A Full Wednesday in SD -- 1/16/02
Went to San Diego on business, with the hope of hooking up with the alt.surfing crew for a session or two. For three weeks prior to my arrival, they were blessed with epic, sizable surf. Of course, the swell shrank to nothing when I got there. Such is life.
Was planning to jump in at the Scripps Pier before work on Wednesday. While waiting at the 7-11 near Windansea at 5:20 AM, I got a call on my cell. It was none other than the comical Bill Andrews. He was bringing down a funboard that Joanne had generously loaned me. However, on the way down the radiator in Bill's truck decided to spring a leak, and he was stuck in Encinitas. Bill suggested that I run up to grab the board, saying that it was a 15 minute drive from La Jolla. So I went for it.
Unfortunately, I couldn't find my way to I-5 north. When I finally did, I found that the 15 minute drive was only if you averaged 80 mph! Eventually, I found my way to Bill and his disabled truck near a Denny's restaurant.
Damn, it was nice seeing him again. He's just a pure character--all stoke and warmth (unless you get in his way at W/S--nah!). Bill decided to hang out until a nearby garage opened up. We had a hell of a time fitting the surfboard into my little Neon, but with some ingenuity and the FCS key, we made it fit. Since there was nothing more I could do for him, I just handed off some mac nuts and headed back south to see if I could salvage a surf.
When I reached the pier I knew that my time was virtually gone, but I parked anyway to check out the action. Good thing, because a gentleman approached me, someone that I've been looking forward to meeting for many moons. It was none other than alt.surfer Terry (sdbchguy).
Talk about fascinating. I was just entranced listening to him. Terry is like a mad scientist applying his vast knowledge of physics into surf science, designing and engineering various surf vehicles and tools. The only person like him that comes to mind is George Greenough. Must be a belly/kneeboard thing. :-)

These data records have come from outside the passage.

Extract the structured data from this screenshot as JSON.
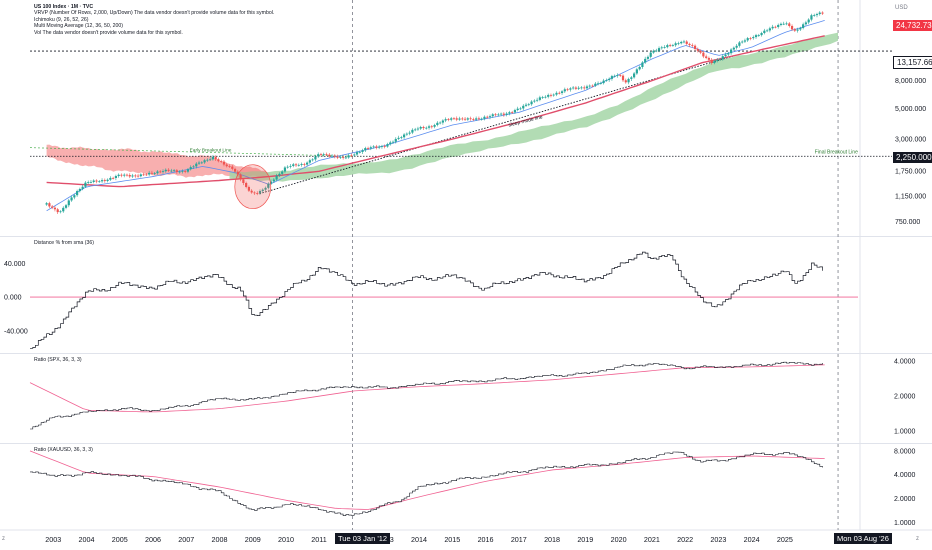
{
  "legend": {
    "title": "US 100 Index · 1M · TVC",
    "lines": [
      "VRVP (Number Of Rows, 2,000, Up/Down) The data vendor doesn't provide volume data for this symbol.",
      "Ichimoku (9, 26, 52, 26)",
      "Multi Moving Average (12, 36, 50, 200)",
      "Vol The data vendor doesn't provide volume data for this symbol."
    ]
  },
  "currency": "USD",
  "pane_labels": {
    "distance": "Distance % from sma (36)",
    "ratio_spx": "Ratio (SPX, 36, 3, 3)",
    "ratio_xau": "Ratio (XAUUSD, 36, 3, 3)"
  },
  "annotations": {
    "early_breakout": "Early Breakout Line",
    "final_breakout": "Final Breakout Line",
    "sleep_mode": "sleep mode line"
  },
  "price_tags": {
    "last": "24,732.732",
    "level_high": "13,157.664",
    "level_low": "2,250.000"
  },
  "crosshair_tags": {
    "left_date": "Tue 03 Jan '12",
    "right_date": "Mon 03 Aug '26"
  },
  "corner_labels": {
    "left": "z",
    "right": "z"
  },
  "colors": {
    "up": "#26a69a",
    "down": "#ef5350",
    "cloud_green": "#a5d6a7",
    "cloud_red": "#f7a1a1",
    "ma_red": "#e04e6b",
    "ma_blue": "#5b8def",
    "pane_line": "#131722",
    "ref_red": "#f06292"
  },
  "chart_data": {
    "type": "line",
    "title": "US 100 Index · 1M · TVC",
    "x_tick_labels": [
      "2003",
      "2004",
      "2005",
      "2006",
      "2007",
      "2008",
      "2009",
      "2010",
      "2011",
      "2012",
      "2013",
      "2014",
      "2015",
      "2016",
      "2017",
      "2018",
      "2019",
      "2020",
      "2021",
      "2022",
      "2023",
      "2024",
      "2025"
    ],
    "x_range": [
      2002.3,
      2027.2
    ],
    "price_pane": {
      "scale": "log",
      "ylim": [
        600,
        31000
      ],
      "y_tick_labels": [
        "8,000.000",
        "5,000.000",
        "3,000.000",
        "1,750.000",
        "1,150.000",
        "750.000"
      ],
      "y_ticks": [
        8000,
        5000,
        3000,
        1750,
        1150,
        750
      ],
      "price_keypoints": {
        "x": [
          2002.8,
          2003.2,
          2004.0,
          2005.0,
          2006.0,
          2007.0,
          2007.8,
          2008.4,
          2008.8,
          2009.0,
          2009.3,
          2010.0,
          2010.5,
          2011.0,
          2011.7,
          2012.0,
          2013.0,
          2014.0,
          2015.0,
          2016.1,
          2017.0,
          2018.0,
          2019.0,
          2020.0,
          2020.2,
          2021.0,
          2021.9,
          2022.8,
          2023.0,
          2024.0,
          2025.0,
          2025.3,
          2025.8,
          2026.2
        ],
        "y": [
          1000,
          900,
          1450,
          1600,
          1700,
          1800,
          2200,
          1850,
          1300,
          1200,
          1300,
          1850,
          2000,
          2300,
          2200,
          2350,
          2750,
          3600,
          4200,
          4300,
          5000,
          6500,
          7200,
          8700,
          7800,
          12900,
          15800,
          11000,
          11500,
          16900,
          21000,
          18500,
          23500,
          24732
        ]
      },
      "ma_long": {
        "x": [
          2002.8,
          2005.0,
          2008.0,
          2009.5,
          2011.0,
          2013.0,
          2015.0,
          2017.0,
          2019.0,
          2021.0,
          2022.5,
          2024.0,
          2026.2
        ],
        "y": [
          1450,
          1350,
          1500,
          1600,
          1750,
          2300,
          3000,
          4000,
          5500,
          8000,
          10800,
          13000,
          17000
        ]
      },
      "ma_blue": {
        "x": [
          2002.8,
          2004.0,
          2006.0,
          2007.5,
          2008.5,
          2009.5,
          2011.0,
          2013.0,
          2015.0,
          2017.0,
          2019.0,
          2021.0,
          2022.0,
          2023.0,
          2024.0,
          2025.0,
          2026.2
        ],
        "y": [
          900,
          1350,
          1600,
          1900,
          1700,
          1400,
          2100,
          2700,
          3800,
          4700,
          6800,
          11500,
          14500,
          12200,
          14000,
          18000,
          22000
        ]
      },
      "cloud_green": {
        "x": [
          2008.3,
          2010.0,
          2013.0,
          2016.0,
          2019.0,
          2021.0,
          2023.0,
          2025.0,
          2026.6
        ],
        "top": [
          1700,
          1800,
          2100,
          3000,
          4300,
          7000,
          11500,
          14000,
          18500
        ],
        "bottom": [
          1500,
          1500,
          1700,
          2500,
          3600,
          5800,
          9500,
          11800,
          15500
        ]
      },
      "cloud_red": {
        "x": [
          2002.8,
          2004.0,
          2005.5,
          2007.0,
          2007.8,
          2008.6,
          2009.5
        ],
        "top": [
          2700,
          2550,
          2500,
          2300,
          2200,
          1900,
          1750
        ],
        "bottom": [
          2200,
          1900,
          1700,
          1600,
          1650,
          1600,
          1600
        ]
      },
      "horizontal_levels": [
        13157.664,
        2250
      ],
      "early_breakout_line": {
        "x": [
          2002.3,
          2012.0
        ],
        "y": [
          2600,
          2250
        ]
      },
      "sleep_mode_line": {
        "x": [
          2009.2,
          2023.5
        ],
        "y": [
          1200,
          12200
        ]
      }
    },
    "distance_pane": {
      "ylim": [
        -65,
        70
      ],
      "y_tick_labels": [
        "40.000",
        "0.000",
        "-40.000"
      ],
      "y_ticks": [
        40,
        0,
        -40
      ],
      "reference_line": 0,
      "keypoints": {
        "x": [
          2002.3,
          2002.9,
          2003.4,
          2004.0,
          2005.0,
          2006.0,
          2007.0,
          2007.9,
          2008.6,
          2009.0,
          2009.6,
          2010.5,
          2011.0,
          2011.6,
          2012.0,
          2013.0,
          2014.0,
          2015.0,
          2016.0,
          2017.0,
          2018.0,
          2019.0,
          2020.0,
          2020.7,
          2021.0,
          2021.6,
          2022.0,
          2022.5,
          2022.9,
          2023.4,
          2024.0,
          2025.0,
          2025.3,
          2025.8,
          2026.2
        ],
        "y": [
          -60,
          -45,
          -20,
          5,
          15,
          12,
          20,
          25,
          10,
          -25,
          -5,
          20,
          35,
          25,
          18,
          15,
          22,
          25,
          10,
          22,
          28,
          18,
          35,
          55,
          45,
          48,
          20,
          -5,
          -12,
          5,
          20,
          30,
          15,
          40,
          28
        ]
      }
    },
    "ratio_spx_pane": {
      "ylim": [
        0.8,
        4.5
      ],
      "y_tick_labels": [
        "4.0000",
        "2.0000",
        "1.0000"
      ],
      "y_ticks": [
        4,
        2,
        1
      ],
      "ratio_keypoints": {
        "x": [
          2002.3,
          2003.0,
          2004.0,
          2005.0,
          2006.0,
          2007.0,
          2008.0,
          2009.0,
          2010.0,
          2011.0,
          2012.0,
          2013.0,
          2014.0,
          2015.0,
          2016.0,
          2017.0,
          2018.0,
          2019.0,
          2020.0,
          2021.0,
          2022.0,
          2023.0,
          2024.0,
          2025.0,
          2026.2
        ],
        "y": [
          1.05,
          1.3,
          1.45,
          1.55,
          1.5,
          1.65,
          1.9,
          1.85,
          2.1,
          2.3,
          2.4,
          2.35,
          2.5,
          2.65,
          2.7,
          2.85,
          3.0,
          3.1,
          3.55,
          3.8,
          3.5,
          3.55,
          3.65,
          3.85,
          3.75
        ]
      },
      "signal_keypoints": {
        "x": [
          2002.3,
          2004.0,
          2006.0,
          2008.0,
          2010.0,
          2012.0,
          2014.0,
          2016.0,
          2018.0,
          2020.0,
          2022.0,
          2024.0,
          2026.2
        ],
        "y": [
          2.6,
          1.5,
          1.45,
          1.55,
          1.8,
          2.2,
          2.4,
          2.55,
          2.75,
          3.1,
          3.5,
          3.55,
          3.7
        ]
      }
    },
    "ratio_xau_pane": {
      "ylim": [
        0.8,
        9.5
      ],
      "y_tick_labels": [
        "8.0000",
        "4.0000",
        "2.0000",
        "1.0000"
      ],
      "y_ticks": [
        8,
        4,
        2,
        1
      ],
      "ratio_keypoints": {
        "x": [
          2002.3,
          2003.0,
          2004.0,
          2005.0,
          2006.0,
          2007.0,
          2008.0,
          2009.0,
          2010.0,
          2011.0,
          2011.7,
          2012.5,
          2013.5,
          2014.0,
          2015.0,
          2016.0,
          2017.0,
          2018.0,
          2019.0,
          2020.0,
          2021.0,
          2021.8,
          2022.5,
          2023.0,
          2024.0,
          2025.0,
          2025.6,
          2026.2
        ],
        "y": [
          4.5,
          3.8,
          4.2,
          4.0,
          3.5,
          3.0,
          2.4,
          1.4,
          1.7,
          1.5,
          1.2,
          1.4,
          2.0,
          2.8,
          3.4,
          3.8,
          4.4,
          5.0,
          5.2,
          5.6,
          6.8,
          7.8,
          5.8,
          6.0,
          7.2,
          7.5,
          6.5,
          4.9
        ]
      },
      "signal_keypoints": {
        "x": [
          2002.3,
          2004.0,
          2006.0,
          2008.0,
          2010.0,
          2011.5,
          2012.5,
          2014.0,
          2016.0,
          2018.0,
          2020.0,
          2022.0,
          2024.0,
          2026.2
        ],
        "y": [
          8.0,
          4.2,
          3.8,
          2.8,
          1.9,
          1.5,
          1.45,
          2.1,
          3.3,
          4.6,
          5.4,
          6.6,
          6.9,
          6.4
        ]
      }
    },
    "crosshair_x": [
      2012.0,
      2026.6
    ],
    "pane_dividers_y_note": "four stacked panes sharing the date axis"
  }
}
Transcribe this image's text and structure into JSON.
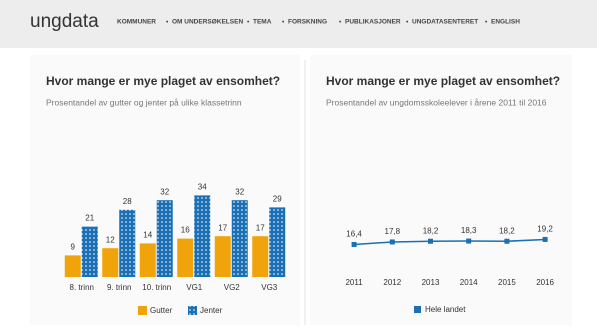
{
  "header": {
    "logo": "ungdata",
    "nav": [
      "KOMMUNER",
      "OM UNDERSØKELSEN",
      "TEMA",
      "FORSKNING",
      "PUBLIKASJONER",
      "UNGDATASENTERET",
      "ENGLISH"
    ]
  },
  "chart_data": [
    {
      "type": "bar",
      "title": "Hvor mange er mye plaget av ensomhet?",
      "subtitle": "Prosentandel av gutter og jenter på ulike klassetrinn",
      "categories": [
        "8. trinn",
        "9. trinn",
        "10. trinn",
        "VG1",
        "VG2",
        "VG3"
      ],
      "series": [
        {
          "name": "Gutter",
          "color": "#f0a30a",
          "values": [
            9,
            12,
            14,
            16,
            17,
            17
          ]
        },
        {
          "name": "Jenter",
          "color": "#1a6fb5",
          "values": [
            21,
            28,
            32,
            34,
            32,
            29
          ]
        }
      ]
    },
    {
      "type": "line",
      "title": "Hvor mange er mye plaget av ensomhet?",
      "subtitle": "Prosentandel av ungdomsskoleelever i årene 2011 til 2016",
      "categories": [
        "2011",
        "2012",
        "2013",
        "2014",
        "2015",
        "2016"
      ],
      "series": [
        {
          "name": "Hele landet",
          "color": "#1a6fb5",
          "values": [
            16.4,
            17.8,
            18.2,
            18.3,
            18.2,
            19.2
          ],
          "value_labels": [
            "16,4",
            "17,8",
            "18,2",
            "18,3",
            "18,2",
            "19,2"
          ]
        }
      ]
    }
  ]
}
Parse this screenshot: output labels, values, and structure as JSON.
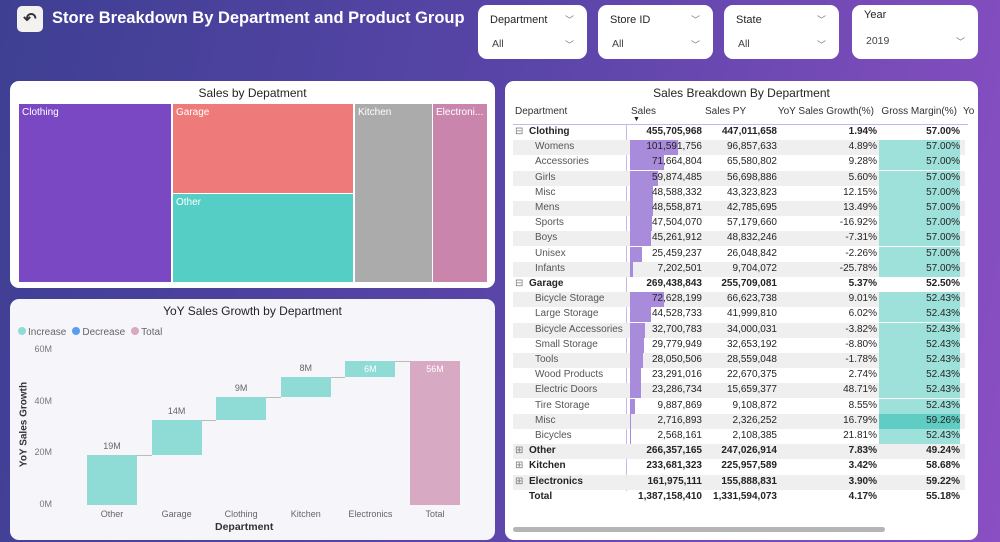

We talked for nearly an hour about his latest watercraft designs, his recent trips to Baja, even a little bit about the alt.surfing scene. After a while I absolutely didn't care about getting in a pre-work surf (it was only about shoulder-high anyway).
Finally, duty called, as I had to get to work. I reluctantly said goodbye to Terry, put on a tie, and headed off.
I got off late from work, but still decided to get some needed water time. Hit the Pier just after 5 and joined the after school/after work crowd. There were some fairly glassy, shoulder high walls that closed out quickly. Not much fun on my bodyboard, but still way better than just sitting on the beach. It was nightfall (after 6 PM) before I finally made it back to shore--I was the last one out of the water.
That evening, I was invited to a get-together by the elusive Carson (also of alt.surfing fame). So I quickly changed in the dark (no streetlights in the Torrey Pines area) and made my way to his home.
Carson is not an idiot. That's my opinion anyway. He's just a wily guy who wants to stir up the pot in alt.surfing, calling out people who he thinks are blowing smoke about their surfing prowess or knowledge. I'm really looking forward to surfing with him at his secret LJ reefs sometime in the future.
Also in attendance were (wild) Bill Andrews, (feisty) Joanne VanMeter, (stately) George Barnes and his lovely wife, and Mrs. Carson and Carson Jr. Everyone (including Carson and myself) is a techno-weenie of one kind or another. What a bunch of nerds!
The get-together was loud, raucous, and fun. We quickly jumped from topic to topic, mostly about surfing, and continuously brought up the topics and characters of the alt.surfing newsgroup. I was in stitches at times, just laughing at our silliness.
Eventually, we all had to leave (it was a school night). But before going, we needed photographic proof that we tried to dispense of that Carson dude. It took a while, but we finally got the shot we wanted.
As for me, I never got a chance to surf again. My work crew decided to cut our trip off a day short, so I left without even using Joanne's hubbie's board. I also didn't get the opportunity to see Keener, Tweed and King--sorry guys.
I thought I was coming over in March, but that trip has been nixed. Maybe in the summer or fall. One day, I'll get a chance to surf with Terry and Carson and with the rest of the motley crew (again). I'm already looking forward to it.